AdaBoost-CNN: An Adaptive Boosting algorithm for Convolutional Neural Networks to classify Multi-Class Imbalanced datasets using Transfer Learning
For All use of the data, please 'cite' the following:
'Aboozar Taherkhani, Georgina Cosma, T.M McGinnity. AdaBoost-CNN: An Adaptive Boosting algorithm for Convolutional Neural Networks to classify Multi-Class Imbalanced datasets using Transfer Learning, Neurocomputing'
The paper is avilabel at: https://doi.org/10.1016/j.neucom.2020.03.064
-To run the AdaBoost-CNN and a single CNN on the synthetic data run ‘test2_CNN.py’.
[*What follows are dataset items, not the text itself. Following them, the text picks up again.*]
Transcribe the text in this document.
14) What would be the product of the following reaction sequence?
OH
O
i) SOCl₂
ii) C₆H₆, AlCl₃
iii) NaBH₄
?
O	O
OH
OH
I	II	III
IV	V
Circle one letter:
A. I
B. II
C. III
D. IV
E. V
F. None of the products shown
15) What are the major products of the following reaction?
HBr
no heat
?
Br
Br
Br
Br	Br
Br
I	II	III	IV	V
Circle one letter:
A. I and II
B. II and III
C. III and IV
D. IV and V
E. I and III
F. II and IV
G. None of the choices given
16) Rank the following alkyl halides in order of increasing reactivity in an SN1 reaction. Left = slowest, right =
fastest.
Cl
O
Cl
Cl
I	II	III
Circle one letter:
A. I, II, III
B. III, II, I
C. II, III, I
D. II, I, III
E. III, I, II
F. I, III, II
-The code will generate random synthetic data, and it trains and tests the two methods (AdaBoost-CNN and a single CNN) on this data.
-The variable ‘n_estimators’ before ‘Ada_CNN’ has been set to 10. It determines the number of estimators in the AdaBoost-CNN.
-The variable ‘epoch’ sets the number of training epochs of a CNN estimator in the AdaBoost-CNN.
This code is tested on Python 3.5.4 |Continuum Analytics, Inc.| (default, Aug 14 2017, 13:41:13) [MSC v.1900 64 bit (AMD64)]. It impalement CNN by Keras Using TensorFlow backend.